Ein Dorf ohne Arbeitslosigkeit? Vielleicht in Bayern oder Baden-Württemberg, aber doch nicht in Brandenburg!

Ein Dorf ohne Arbeitslosigkeit? Vielleicht in Bayern oder Baden-Württemberg, aber doch nicht in Brandenburg! Wer so leichtfertig antwortet, kennt Zempow nicht. Der kleine Ort im äußersten nördlichen Zipfel des Landes zwischen Wittstock und Rheinsberg ist tatsächlich eine Insel der Glückseligkeit, zumindest bei den Arbeitsplätzen. Gewiss sind 140 Einwohner, von denen sich 28 auch noch im Kindesalter befinden, nicht viel. Aber die müssen auch erst einmal in Lohn und Brot gebracht werden.

"Bioland Ranch Zempow", heißt das Zauberwort. 1992, als "ökologische Landwirtschaft" oder "Bio-Produkte" noch wie Fremdwörter klangen, begann in der Abgeschiedenheit ein ziemlich verwegen klingendes Experiment. Mit Fleisch und Wurst in biologisch einwandfreier Qualität wollten einheimische Enthusiasten mit Zugezogenen aus Westfalen und anderen Gegenden ihren Lebensunterhalt verdienen. "Die Ausgangslage war nicht gerade rosig", erinnert sich Wilhelm Schäkel, einer der "Zempow-Pioniere". "Die LPG machte dicht, unsere Böden waren wenig ertragreich und jeder Gedanke an Tourismus lag fern." Zempow sei zwar durch sein Autokino bekannt gewesen, aber zum perfekten Ferienort habe ein See in der Nähe gefehlt. "Deshalb suchten wir unser Heil in einer extensiven Rinderhaltung auf der Weide."
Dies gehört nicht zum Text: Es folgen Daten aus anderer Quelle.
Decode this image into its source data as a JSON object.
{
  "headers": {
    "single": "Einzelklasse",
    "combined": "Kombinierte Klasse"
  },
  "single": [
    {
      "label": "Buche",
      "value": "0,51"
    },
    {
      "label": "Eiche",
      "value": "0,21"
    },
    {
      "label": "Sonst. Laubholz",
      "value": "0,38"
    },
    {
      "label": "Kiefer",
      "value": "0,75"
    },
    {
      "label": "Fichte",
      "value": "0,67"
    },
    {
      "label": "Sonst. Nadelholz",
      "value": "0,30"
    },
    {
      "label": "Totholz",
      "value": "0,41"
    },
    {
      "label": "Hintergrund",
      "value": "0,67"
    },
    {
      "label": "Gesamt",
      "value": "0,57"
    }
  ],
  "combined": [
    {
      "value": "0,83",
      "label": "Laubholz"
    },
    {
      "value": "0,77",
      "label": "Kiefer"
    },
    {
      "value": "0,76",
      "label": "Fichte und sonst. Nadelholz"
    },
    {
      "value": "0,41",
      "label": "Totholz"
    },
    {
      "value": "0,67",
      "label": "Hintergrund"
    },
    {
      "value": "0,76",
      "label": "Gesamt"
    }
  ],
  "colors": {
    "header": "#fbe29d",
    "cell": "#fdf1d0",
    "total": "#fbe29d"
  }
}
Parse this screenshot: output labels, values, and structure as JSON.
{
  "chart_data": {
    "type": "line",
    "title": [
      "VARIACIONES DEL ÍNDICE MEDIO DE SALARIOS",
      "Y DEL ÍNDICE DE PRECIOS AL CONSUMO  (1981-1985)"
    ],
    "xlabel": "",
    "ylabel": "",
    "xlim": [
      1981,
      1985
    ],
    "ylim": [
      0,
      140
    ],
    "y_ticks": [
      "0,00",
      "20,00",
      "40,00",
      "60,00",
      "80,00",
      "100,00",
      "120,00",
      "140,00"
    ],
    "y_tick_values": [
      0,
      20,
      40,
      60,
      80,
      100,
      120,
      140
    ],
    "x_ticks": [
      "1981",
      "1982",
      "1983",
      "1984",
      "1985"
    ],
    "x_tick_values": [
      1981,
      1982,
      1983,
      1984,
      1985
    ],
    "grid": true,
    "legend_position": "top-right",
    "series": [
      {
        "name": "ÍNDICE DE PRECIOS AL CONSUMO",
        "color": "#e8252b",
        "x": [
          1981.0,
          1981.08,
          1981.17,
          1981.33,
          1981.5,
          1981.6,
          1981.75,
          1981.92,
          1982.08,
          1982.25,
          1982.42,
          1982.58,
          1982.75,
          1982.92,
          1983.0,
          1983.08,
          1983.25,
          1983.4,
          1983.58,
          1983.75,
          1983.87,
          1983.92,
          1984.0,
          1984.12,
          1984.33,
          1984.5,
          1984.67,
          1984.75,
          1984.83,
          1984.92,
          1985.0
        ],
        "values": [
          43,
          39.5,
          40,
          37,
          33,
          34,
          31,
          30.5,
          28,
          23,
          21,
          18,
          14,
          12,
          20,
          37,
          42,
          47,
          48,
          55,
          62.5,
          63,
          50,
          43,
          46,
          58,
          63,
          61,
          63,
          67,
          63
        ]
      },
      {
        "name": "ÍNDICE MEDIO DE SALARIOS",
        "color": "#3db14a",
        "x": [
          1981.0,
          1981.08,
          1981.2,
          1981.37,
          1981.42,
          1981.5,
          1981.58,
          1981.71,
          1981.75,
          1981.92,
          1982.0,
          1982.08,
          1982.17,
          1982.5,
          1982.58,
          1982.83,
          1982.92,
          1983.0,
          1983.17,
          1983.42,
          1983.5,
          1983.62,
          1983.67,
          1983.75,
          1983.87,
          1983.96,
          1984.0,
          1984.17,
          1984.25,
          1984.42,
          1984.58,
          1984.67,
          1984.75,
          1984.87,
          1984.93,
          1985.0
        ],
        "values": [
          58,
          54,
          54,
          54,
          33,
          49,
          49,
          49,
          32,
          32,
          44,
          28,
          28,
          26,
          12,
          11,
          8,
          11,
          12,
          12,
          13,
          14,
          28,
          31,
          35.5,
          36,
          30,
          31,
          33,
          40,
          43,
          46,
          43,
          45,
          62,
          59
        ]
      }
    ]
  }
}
Heute stehen insgesamt 700 Rinder der Rassen Hereford und Limousin das ganze Jahr über im Freien. Fleisch und Wurst werden vor allem an Bio-Fleischereien in Berlin geliefert. Kleinere Portionen gehen als Abo-Kiste auch an einzelne Kunden. Aber deren Zahl ist in letzter Zeit zurückgegangen. Vor allem Familien wollen neben Fleisch und Wurst auch Obst und Gemüse vom Bio-Bauern beziehen. Doch in Zempow kann diesen Wunsch wegen der miserablen Sandböden niemand erfüllen.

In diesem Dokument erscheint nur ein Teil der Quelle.